For the 10K article French corpus, out of 2,761,905 tokens and 158511 types, there were 88 / 0.056% distinct types (195 / 0.007% of tokens) that were folded together for new collisions.

  • Lots of phonetic pronunciations folded into the source word, as above.
  • Greek, Arabic, and Russian as above.
  • Short words have more possibilities for collisions, and there are more “short” words in French because of the stemming and letter deduplication: ʿAlāʾfolds with Alâ, àla, ALA; ʽÉvèr with eV, Ev, EV; ʿĀbbāy with Abay and Abbaye, etc.
  • Parts of equations are being condensed to “words”: n·p to np, J·K to jk, J·m to jm.
  • Modifier letter apostrophes (ʼ—distinct from right single quotation mark: ’) are being stripped, which is causing dʼen to fold with den; dʼun, and dʼune to fold with dun; Lʼidée to lid. However, these were not being treated correctly before (stemming as d’en, d’un, and lʼid), as the french_elision filter doesn’t seem to know what to do with them.

Conclusions[edit]

As expected, ICU folding affects many non-Latin characters, but also some Latin characters (Hawaiian ō, Turkish İ, phonetic characters) that ASCII-folding misses. These distinctions are important in the source orthographies, but much less so in English and French.
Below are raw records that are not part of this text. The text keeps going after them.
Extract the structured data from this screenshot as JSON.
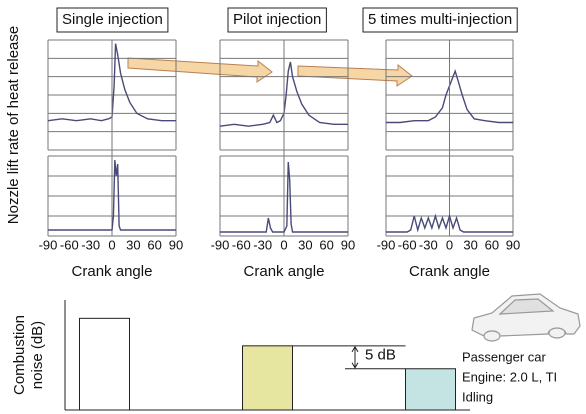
{
  "ylabel": "Nozzle lift rate of heat release",
  "chart_data": [
    {
      "type": "line",
      "title": "Single injection",
      "xlim": [
        -90,
        90
      ],
      "ylim": [
        0,
        6
      ],
      "yticks": [
        0,
        1,
        2,
        3,
        4,
        5,
        6
      ],
      "x": [
        -90,
        -70,
        -50,
        -30,
        -15,
        -5,
        0,
        3,
        5,
        8,
        12,
        18,
        25,
        35,
        50,
        70,
        90
      ],
      "series": [
        {
          "color": "#4a4a7a",
          "values": [
            1.6,
            1.7,
            1.6,
            1.7,
            1.6,
            1.7,
            1.8,
            3.5,
            5.8,
            5.2,
            4.2,
            3.3,
            2.6,
            2.0,
            1.7,
            1.6,
            1.6
          ]
        }
      ]
    },
    {
      "type": "line",
      "xlabel": "Crank angle",
      "xlim": [
        -90,
        90
      ],
      "xticks": [
        -90,
        -60,
        -30,
        0,
        30,
        60,
        90
      ],
      "ylim": [
        0,
        4
      ],
      "yticks": [
        0,
        1,
        2,
        3,
        4
      ],
      "x": [
        -90,
        -30,
        0,
        2,
        4,
        6,
        8,
        10,
        12,
        30,
        90
      ],
      "series": [
        {
          "color": "#4a4a7a",
          "values": [
            0.3,
            0.3,
            0.3,
            1.0,
            3.8,
            3.0,
            3.6,
            0.5,
            0.3,
            0.3,
            0.3
          ]
        }
      ]
    },
    {
      "type": "line",
      "title": "Pilot injection",
      "xlim": [
        -90,
        90
      ],
      "ylim": [
        0,
        6
      ],
      "yticks": [
        0,
        1,
        2,
        3,
        4,
        5,
        6
      ],
      "x": [
        -90,
        -70,
        -50,
        -30,
        -20,
        -15,
        -10,
        -5,
        0,
        3,
        6,
        9,
        12,
        18,
        25,
        35,
        50,
        70,
        90
      ],
      "series": [
        {
          "color": "#4a4a7a",
          "values": [
            1.3,
            1.4,
            1.3,
            1.4,
            1.5,
            1.9,
            1.5,
            1.6,
            2.0,
            3.0,
            4.3,
            4.8,
            4.0,
            3.2,
            2.5,
            1.9,
            1.5,
            1.4,
            1.4
          ]
        }
      ]
    },
    {
      "type": "line",
      "xlabel": "Crank angle",
      "xlim": [
        -90,
        90
      ],
      "xticks": [
        -90,
        -60,
        -30,
        0,
        30,
        60,
        90
      ],
      "ylim": [
        0,
        4
      ],
      "yticks": [
        0,
        1,
        2,
        3,
        4
      ],
      "x": [
        -90,
        -40,
        -25,
        -22,
        -19,
        -16,
        0,
        4,
        6,
        8,
        10,
        12,
        30,
        90
      ],
      "series": [
        {
          "color": "#4a4a7a",
          "values": [
            0.2,
            0.2,
            0.2,
            0.9,
            0.4,
            0.2,
            0.2,
            0.5,
            3.7,
            2.8,
            0.6,
            0.2,
            0.2,
            0.2
          ]
        }
      ]
    },
    {
      "type": "line",
      "title": "5 times multi-injection",
      "xlim": [
        -90,
        90
      ],
      "ylim": [
        0,
        6
      ],
      "yticks": [
        0,
        1,
        2,
        3,
        4,
        5,
        6
      ],
      "x": [
        -90,
        -70,
        -50,
        -30,
        -20,
        -10,
        -5,
        0,
        5,
        8,
        12,
        18,
        25,
        35,
        50,
        70,
        90
      ],
      "series": [
        {
          "color": "#4a4a7a",
          "values": [
            1.5,
            1.5,
            1.6,
            1.6,
            1.8,
            2.3,
            3.0,
            3.5,
            4.0,
            4.3,
            3.8,
            3.0,
            2.2,
            1.7,
            1.6,
            1.5,
            1.5
          ]
        }
      ]
    },
    {
      "type": "line",
      "xlabel": "Crank angle",
      "xlim": [
        -90,
        90
      ],
      "xticks": [
        -90,
        -60,
        -30,
        0,
        30,
        60,
        90
      ],
      "ylim": [
        0,
        4
      ],
      "yticks": [
        0,
        1,
        2,
        3,
        4
      ],
      "x": [
        -90,
        -60,
        -55,
        -50,
        -45,
        -40,
        -35,
        -30,
        -25,
        -20,
        -15,
        -10,
        -5,
        0,
        5,
        10,
        15,
        20,
        40,
        90
      ],
      "series": [
        {
          "color": "#4a4a7a",
          "values": [
            0.2,
            0.2,
            0.3,
            1.0,
            0.3,
            0.9,
            0.4,
            0.9,
            0.4,
            1.0,
            0.4,
            0.9,
            0.4,
            1.0,
            0.4,
            0.9,
            0.3,
            0.2,
            0.2,
            0.2
          ]
        }
      ]
    },
    {
      "type": "bar",
      "ylabel": [
        "Combustion",
        "noise (dB)"
      ],
      "categories": [
        null,
        null,
        null
      ],
      "values": [
        20,
        14,
        9
      ],
      "colors": [
        "#ffffff",
        "#e6e6a0",
        "#c4e4e4"
      ],
      "ylim": [
        0,
        24
      ],
      "annotation": "5 dB",
      "notes": [
        "Passenger car",
        "Engine: 2.0 L, TI",
        "Idling"
      ]
    }
  ]
}
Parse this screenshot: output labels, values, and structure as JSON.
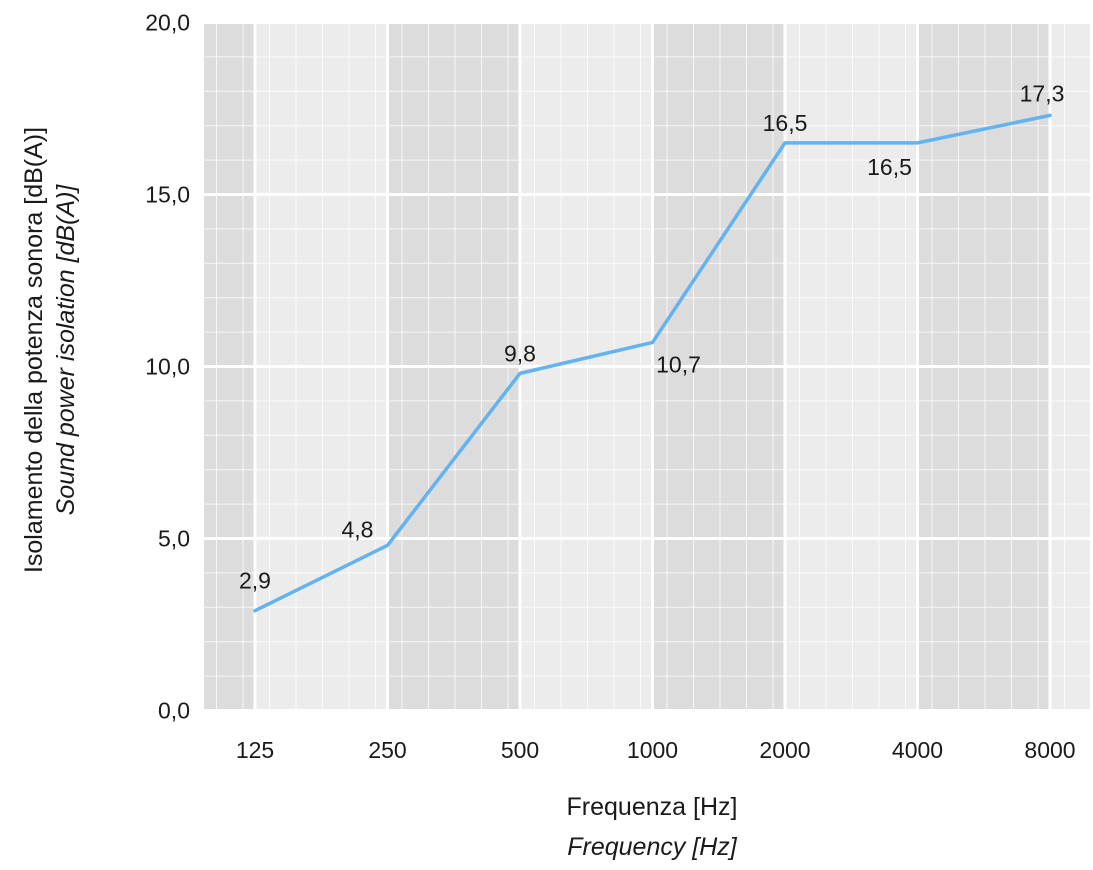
{
  "chart_data": {
    "type": "line",
    "categories": [
      "125",
      "250",
      "500",
      "1000",
      "2000",
      "4000",
      "8000"
    ],
    "series": [
      {
        "values": [
          2.9,
          4.8,
          9.8,
          10.7,
          16.5,
          16.5,
          17.3
        ],
        "value_labels": [
          "2,9",
          "4,8",
          "9,8",
          "10,7",
          "16,5",
          "16,5",
          "17,3"
        ],
        "color": "#63b3ee"
      }
    ],
    "xlabel": "Frequenza [Hz]",
    "xlabel_en": "Frequency [Hz]",
    "ylabel": "Isolamento della potenza sonora [dB(A)]",
    "ylabel_en": "Sound power isolation [dB(A)]",
    "ylim": [
      0,
      20
    ],
    "yticks": [
      0,
      5,
      10,
      15,
      20
    ],
    "ytick_labels": [
      "0,0",
      "5,0",
      "10,0",
      "15,0",
      "20,0"
    ],
    "grid": true,
    "band_colors": [
      "#dcdcdc",
      "#ececec"
    ],
    "line_color": "#63b3ee"
  }
}
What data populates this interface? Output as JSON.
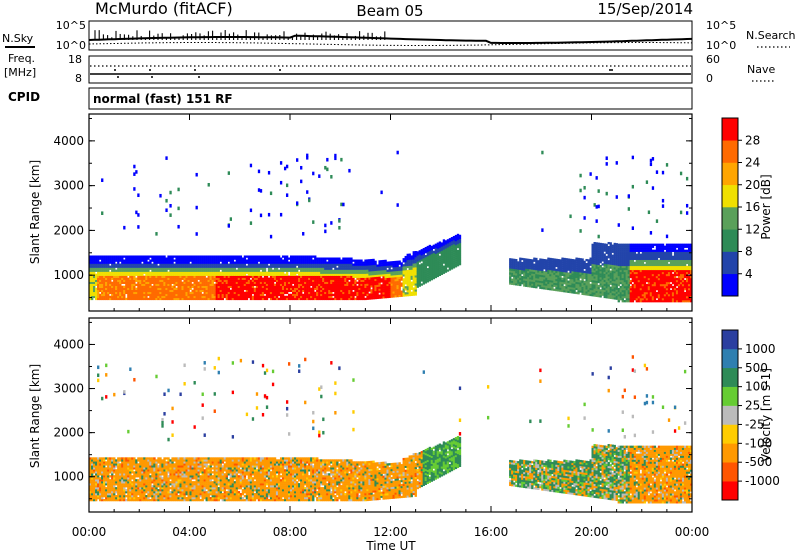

Overall, the impact is small, but a net positive.

I’d suggest adding a char filter to map Modifier letter apostrophes (ʼ U+02BC) to straight or curly right single quotes (' U+0027 or ’ U+2019), though that would require additional testing. Out of ~10K articles, this affects 5 tokens (1 each of 5 types)—so it’s not a big problem.